Le romantisme social est l’objet principal du dernier roman de Gérard Mordillat, Les vivants et les morts (Calmann-Lévy, 2005. 658 pages, 20,95 euros). Le décor est une usine de fibre plastique, la Kos, qui fait travailler et vivre la quasi-totalité d’une petite ville située dans l’est de la France. Les personnages sont nombreux et les histoires se croisent autour du destin de l’usine, dont la fermeture est perçue comme inéluctable dès le début du récit.

Un western social

Un bon suspens est néanmoins entretenu sur le dénouement de la tragédie et le déploiement des acteurs : les ouvriers, les cadres, le DRH, la presse, les syndicats, le préfet, le maire, les CRS, la représentante du ministère du Travail… Il faut reconnaître que personne ne manque à l’appel.

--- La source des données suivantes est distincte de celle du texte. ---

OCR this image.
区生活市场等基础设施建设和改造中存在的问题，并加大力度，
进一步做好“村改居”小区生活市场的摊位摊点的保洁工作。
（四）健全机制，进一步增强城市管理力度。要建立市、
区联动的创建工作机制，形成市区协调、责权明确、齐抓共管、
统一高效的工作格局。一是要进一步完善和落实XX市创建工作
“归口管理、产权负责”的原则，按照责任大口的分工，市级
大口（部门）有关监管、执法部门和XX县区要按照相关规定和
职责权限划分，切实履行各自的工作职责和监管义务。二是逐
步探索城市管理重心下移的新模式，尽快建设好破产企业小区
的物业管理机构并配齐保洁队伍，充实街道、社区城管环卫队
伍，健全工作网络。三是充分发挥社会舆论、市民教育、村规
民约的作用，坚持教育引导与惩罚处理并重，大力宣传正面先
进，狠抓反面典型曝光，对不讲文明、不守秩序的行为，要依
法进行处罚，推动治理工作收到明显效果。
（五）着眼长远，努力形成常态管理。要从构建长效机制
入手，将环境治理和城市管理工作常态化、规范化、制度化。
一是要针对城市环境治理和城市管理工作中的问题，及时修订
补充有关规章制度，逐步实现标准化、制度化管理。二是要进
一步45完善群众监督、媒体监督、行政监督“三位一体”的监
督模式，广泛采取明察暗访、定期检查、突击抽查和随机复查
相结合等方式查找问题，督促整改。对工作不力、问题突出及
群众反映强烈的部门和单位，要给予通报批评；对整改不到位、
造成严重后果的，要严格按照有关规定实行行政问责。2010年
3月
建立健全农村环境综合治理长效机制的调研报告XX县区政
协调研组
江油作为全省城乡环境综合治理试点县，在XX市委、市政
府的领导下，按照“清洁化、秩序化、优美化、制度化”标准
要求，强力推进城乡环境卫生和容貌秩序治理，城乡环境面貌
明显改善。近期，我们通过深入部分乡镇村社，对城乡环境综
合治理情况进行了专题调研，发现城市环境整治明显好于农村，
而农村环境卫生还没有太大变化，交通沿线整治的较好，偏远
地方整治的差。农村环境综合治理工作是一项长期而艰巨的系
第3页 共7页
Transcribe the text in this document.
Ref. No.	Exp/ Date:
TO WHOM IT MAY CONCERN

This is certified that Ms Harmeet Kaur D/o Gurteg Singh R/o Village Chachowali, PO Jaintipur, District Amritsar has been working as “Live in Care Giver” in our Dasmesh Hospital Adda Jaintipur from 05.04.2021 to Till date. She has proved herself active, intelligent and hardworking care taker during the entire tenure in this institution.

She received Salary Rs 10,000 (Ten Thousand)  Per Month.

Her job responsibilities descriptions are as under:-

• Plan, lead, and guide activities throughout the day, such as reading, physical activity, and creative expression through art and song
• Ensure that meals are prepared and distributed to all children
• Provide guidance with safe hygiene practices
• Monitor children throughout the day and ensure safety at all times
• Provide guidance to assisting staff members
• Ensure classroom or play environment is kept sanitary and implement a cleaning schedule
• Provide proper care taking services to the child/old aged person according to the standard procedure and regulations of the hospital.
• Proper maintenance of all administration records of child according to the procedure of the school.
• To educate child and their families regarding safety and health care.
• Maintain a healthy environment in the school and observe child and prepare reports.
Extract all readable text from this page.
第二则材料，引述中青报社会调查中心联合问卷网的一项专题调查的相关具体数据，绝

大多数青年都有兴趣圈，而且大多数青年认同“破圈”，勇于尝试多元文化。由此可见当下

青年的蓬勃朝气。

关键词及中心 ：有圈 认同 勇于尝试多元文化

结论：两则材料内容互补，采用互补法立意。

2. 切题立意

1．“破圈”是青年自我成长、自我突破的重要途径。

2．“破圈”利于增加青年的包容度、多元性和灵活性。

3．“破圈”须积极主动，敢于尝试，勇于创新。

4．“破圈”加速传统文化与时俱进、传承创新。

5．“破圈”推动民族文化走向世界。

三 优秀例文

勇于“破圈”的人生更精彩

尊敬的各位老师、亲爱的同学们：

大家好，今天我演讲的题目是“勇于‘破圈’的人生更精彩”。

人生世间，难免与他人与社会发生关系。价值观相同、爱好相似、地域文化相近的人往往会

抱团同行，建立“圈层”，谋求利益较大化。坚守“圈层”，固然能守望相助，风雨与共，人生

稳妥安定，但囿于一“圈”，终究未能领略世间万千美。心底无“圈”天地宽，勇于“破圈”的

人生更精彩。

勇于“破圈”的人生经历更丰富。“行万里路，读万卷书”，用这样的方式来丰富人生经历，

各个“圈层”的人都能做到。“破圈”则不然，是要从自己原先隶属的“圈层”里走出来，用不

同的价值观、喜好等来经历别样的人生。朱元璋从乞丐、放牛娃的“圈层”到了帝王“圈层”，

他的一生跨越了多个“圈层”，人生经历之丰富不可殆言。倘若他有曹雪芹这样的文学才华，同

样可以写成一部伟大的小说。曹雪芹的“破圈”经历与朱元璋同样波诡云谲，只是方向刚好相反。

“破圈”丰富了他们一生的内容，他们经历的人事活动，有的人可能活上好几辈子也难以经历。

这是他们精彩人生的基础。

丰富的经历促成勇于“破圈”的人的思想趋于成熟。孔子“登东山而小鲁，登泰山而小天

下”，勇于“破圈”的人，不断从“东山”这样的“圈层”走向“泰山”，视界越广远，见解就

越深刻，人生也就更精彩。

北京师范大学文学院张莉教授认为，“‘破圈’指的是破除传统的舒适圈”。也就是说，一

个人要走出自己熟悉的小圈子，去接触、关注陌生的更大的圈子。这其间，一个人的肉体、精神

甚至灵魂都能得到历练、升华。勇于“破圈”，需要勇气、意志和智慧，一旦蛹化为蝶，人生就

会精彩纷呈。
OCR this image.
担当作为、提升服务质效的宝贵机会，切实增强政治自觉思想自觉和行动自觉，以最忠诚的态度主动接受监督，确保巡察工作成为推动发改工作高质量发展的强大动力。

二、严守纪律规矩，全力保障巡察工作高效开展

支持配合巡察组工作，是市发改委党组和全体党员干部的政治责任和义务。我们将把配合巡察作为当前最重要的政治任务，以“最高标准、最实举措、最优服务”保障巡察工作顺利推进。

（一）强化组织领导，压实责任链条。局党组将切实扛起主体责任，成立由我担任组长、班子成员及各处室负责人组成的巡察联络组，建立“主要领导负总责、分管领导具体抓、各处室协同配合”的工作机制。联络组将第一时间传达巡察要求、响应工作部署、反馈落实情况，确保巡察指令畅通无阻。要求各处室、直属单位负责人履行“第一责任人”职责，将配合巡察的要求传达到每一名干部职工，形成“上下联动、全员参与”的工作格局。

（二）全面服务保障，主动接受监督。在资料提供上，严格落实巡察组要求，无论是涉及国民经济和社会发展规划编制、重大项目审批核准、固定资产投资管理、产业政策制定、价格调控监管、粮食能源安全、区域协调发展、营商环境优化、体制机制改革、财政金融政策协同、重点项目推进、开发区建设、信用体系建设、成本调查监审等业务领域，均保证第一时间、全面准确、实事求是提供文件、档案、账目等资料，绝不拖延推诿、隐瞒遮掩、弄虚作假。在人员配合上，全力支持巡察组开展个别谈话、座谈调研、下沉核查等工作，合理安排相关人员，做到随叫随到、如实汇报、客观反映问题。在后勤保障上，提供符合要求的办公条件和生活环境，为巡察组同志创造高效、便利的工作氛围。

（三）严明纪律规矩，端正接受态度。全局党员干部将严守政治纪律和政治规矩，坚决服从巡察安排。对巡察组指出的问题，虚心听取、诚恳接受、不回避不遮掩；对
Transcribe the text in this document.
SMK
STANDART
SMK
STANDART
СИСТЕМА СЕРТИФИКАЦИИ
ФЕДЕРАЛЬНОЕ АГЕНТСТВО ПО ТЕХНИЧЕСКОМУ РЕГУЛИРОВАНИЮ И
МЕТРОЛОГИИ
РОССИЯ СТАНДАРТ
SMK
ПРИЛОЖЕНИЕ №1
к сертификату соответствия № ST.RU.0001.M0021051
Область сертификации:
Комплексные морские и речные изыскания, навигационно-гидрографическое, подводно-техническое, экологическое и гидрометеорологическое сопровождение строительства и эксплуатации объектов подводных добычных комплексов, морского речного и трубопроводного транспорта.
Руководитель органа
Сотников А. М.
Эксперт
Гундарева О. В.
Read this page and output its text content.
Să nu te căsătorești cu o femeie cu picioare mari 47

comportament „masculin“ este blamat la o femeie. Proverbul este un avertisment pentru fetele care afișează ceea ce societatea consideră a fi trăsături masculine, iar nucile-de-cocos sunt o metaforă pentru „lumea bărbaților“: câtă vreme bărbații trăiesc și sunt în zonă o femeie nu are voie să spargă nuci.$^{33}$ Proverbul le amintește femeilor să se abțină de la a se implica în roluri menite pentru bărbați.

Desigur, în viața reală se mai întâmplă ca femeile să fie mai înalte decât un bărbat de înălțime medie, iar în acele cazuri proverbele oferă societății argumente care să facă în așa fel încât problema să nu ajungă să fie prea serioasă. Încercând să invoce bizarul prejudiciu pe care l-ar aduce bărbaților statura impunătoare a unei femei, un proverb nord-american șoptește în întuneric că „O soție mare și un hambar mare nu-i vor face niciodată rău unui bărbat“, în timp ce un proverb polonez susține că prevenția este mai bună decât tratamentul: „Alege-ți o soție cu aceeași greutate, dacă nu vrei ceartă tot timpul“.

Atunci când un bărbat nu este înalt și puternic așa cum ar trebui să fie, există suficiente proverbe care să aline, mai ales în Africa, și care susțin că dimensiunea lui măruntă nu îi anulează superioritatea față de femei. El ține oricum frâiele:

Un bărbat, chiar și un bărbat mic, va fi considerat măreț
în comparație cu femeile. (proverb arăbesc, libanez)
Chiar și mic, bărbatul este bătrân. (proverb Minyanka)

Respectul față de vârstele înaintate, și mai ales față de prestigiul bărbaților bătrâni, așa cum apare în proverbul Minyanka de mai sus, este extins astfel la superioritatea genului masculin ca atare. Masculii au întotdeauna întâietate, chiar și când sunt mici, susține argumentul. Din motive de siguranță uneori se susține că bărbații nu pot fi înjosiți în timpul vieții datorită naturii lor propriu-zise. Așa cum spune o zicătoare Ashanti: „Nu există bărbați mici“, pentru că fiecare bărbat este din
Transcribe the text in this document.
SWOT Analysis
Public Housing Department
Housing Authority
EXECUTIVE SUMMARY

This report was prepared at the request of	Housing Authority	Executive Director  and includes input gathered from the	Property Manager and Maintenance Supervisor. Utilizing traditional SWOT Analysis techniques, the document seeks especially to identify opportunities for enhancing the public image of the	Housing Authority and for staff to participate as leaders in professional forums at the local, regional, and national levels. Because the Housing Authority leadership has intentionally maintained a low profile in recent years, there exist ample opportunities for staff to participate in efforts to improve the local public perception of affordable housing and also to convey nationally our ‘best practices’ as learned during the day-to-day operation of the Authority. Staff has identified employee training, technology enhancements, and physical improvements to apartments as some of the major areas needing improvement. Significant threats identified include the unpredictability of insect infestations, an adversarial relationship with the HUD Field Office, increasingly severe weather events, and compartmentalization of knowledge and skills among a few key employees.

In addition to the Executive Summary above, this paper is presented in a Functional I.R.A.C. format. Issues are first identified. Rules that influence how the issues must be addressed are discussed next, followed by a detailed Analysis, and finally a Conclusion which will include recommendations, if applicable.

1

On peut se satisfaire d’une lecture légère de cette saga sociale comme d’un bon bouquin de plage ou de gare, avec la bonne conscience en plus car les héros sont les ouvriers et les ouvrières qui veulent sauver leur usine contre des patrons ripoux qui ont revendu le brevet industriel à des capitalistes américains (forcément), lesquels ont abandonné l’usine sans souscrire à leurs obligations sociales.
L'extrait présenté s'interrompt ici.